Halil Yarasir (29) sitzt wieder. Der kurdischstämmige Türke aus Biel BE ist zurück im Knast. Diesmal im Regionalgefängnis Thun BE. Vor rund einem Jahr war Yarasir einfach davongelaufen. Er kehrte nach einem Urlaub nicht mehr ins Berner Massnahmenzentrum St. Johannsen bei Le Landeron NE zurück (BLICK berichtete). Yarasir floh, weil ihm die Ausschaffung drohte.
Das Berner Obergericht hat Halil Yarasir 2009 zu drei Jahren und vier Monaten Haft verurteilt. Wegen Raubes. «Ich hatte ein Messer, brauchte Geld für Drogen», sagt er heute. Das Gericht hat die Strafe damals zugunsten einer stationären Massnahme aufgeschoben. Therapie in St. Johannsen. Im selben Jahr teilte das Migartionsamt Yarasir mit, dass er ausgeschafft werden soll. «Ich hatte Angst, ich müsse in der Türkei ins Militär.»

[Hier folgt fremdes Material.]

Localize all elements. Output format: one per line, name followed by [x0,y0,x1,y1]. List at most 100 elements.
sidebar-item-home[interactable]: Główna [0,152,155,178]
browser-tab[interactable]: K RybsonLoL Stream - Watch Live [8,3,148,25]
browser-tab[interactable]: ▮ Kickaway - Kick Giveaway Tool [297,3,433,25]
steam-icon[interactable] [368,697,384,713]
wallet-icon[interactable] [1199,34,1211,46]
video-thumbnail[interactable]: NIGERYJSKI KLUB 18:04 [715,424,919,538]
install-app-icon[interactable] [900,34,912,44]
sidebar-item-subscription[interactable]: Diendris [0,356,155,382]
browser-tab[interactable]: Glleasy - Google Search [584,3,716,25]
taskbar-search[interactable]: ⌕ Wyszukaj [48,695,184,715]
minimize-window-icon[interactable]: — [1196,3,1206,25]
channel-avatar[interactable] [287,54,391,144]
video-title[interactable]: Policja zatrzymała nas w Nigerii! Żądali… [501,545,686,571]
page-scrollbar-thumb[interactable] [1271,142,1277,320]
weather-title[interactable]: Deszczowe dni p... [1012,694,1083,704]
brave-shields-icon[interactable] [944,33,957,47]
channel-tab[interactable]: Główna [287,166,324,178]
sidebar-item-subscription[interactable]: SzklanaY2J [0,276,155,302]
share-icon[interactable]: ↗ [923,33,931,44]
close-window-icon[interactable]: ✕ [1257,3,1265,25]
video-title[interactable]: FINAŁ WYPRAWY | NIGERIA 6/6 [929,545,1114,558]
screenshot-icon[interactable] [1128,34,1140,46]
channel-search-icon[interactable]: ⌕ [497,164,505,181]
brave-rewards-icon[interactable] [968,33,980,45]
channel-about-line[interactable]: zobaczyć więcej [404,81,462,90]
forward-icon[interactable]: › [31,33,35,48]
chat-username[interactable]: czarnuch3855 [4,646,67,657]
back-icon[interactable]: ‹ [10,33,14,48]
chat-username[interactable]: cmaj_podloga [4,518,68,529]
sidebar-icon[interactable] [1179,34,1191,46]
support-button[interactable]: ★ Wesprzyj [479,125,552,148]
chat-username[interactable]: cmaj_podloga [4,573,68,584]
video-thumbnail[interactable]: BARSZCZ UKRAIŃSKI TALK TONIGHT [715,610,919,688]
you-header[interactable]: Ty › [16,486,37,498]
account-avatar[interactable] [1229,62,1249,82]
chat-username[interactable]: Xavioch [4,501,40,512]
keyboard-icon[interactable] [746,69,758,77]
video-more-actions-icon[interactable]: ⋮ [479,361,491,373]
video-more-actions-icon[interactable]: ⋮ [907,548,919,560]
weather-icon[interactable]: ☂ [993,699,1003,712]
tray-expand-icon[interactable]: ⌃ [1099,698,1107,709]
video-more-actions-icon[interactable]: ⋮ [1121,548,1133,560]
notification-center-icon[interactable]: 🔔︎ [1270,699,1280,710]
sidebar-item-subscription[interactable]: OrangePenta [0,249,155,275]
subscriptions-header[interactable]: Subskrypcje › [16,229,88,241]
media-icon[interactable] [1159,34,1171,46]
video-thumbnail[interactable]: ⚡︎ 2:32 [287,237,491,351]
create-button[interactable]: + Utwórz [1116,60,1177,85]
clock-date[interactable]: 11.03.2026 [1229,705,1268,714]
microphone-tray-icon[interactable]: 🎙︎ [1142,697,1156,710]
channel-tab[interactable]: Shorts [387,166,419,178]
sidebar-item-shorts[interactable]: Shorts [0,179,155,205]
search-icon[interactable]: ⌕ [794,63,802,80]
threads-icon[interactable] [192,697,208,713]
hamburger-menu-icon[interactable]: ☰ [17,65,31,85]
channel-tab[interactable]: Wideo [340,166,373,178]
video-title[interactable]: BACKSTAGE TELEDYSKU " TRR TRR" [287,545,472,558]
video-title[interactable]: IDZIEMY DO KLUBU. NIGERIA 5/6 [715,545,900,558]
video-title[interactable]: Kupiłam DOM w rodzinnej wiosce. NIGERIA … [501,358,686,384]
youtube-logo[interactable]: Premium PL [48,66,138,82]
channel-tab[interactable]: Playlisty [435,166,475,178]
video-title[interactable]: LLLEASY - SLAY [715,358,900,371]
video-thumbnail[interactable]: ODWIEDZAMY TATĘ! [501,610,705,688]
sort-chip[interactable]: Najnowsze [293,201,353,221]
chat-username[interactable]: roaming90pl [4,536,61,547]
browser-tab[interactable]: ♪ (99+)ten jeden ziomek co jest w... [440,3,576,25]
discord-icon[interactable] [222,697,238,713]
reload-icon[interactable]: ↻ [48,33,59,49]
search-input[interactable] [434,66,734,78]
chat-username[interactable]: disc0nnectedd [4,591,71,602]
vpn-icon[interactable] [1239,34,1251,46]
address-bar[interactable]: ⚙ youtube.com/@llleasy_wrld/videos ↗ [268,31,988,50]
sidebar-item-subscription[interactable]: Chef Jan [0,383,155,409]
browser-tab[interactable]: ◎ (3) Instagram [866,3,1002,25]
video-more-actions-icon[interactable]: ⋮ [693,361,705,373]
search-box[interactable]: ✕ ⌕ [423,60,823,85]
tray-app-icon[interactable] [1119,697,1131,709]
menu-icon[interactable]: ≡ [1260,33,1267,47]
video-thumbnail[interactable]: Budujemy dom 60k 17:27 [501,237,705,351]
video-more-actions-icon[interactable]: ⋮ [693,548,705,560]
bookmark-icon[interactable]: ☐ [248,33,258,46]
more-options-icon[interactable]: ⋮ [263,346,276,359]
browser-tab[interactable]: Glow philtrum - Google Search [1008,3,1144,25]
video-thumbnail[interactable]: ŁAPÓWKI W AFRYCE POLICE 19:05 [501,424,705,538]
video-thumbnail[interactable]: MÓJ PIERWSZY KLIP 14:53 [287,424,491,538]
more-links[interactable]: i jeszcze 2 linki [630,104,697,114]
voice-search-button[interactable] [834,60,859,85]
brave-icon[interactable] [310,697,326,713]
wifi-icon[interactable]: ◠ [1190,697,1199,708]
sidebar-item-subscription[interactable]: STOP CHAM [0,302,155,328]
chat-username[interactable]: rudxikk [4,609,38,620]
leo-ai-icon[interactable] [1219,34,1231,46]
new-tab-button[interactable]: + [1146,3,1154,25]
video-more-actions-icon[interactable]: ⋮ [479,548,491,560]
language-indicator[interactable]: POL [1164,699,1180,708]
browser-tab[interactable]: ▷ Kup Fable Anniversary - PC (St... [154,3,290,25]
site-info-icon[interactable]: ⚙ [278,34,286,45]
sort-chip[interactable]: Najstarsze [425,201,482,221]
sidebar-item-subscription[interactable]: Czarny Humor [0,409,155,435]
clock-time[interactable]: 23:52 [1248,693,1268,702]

Halil macht seine Lehre zum Gärtner und seine Therapie im St. Johannsen. Kurz vor der Diplomfeier im Sommer 2012 aber nahm man ihm den Pass ab. Fluchtgefahr. «Da bin ich erst recht abgehauen», sagt er. «Ich hatte mir für die Flucht sogar einen Pass besorgt. Einen tschechischen. Aber den wollte gar niemand sehen.»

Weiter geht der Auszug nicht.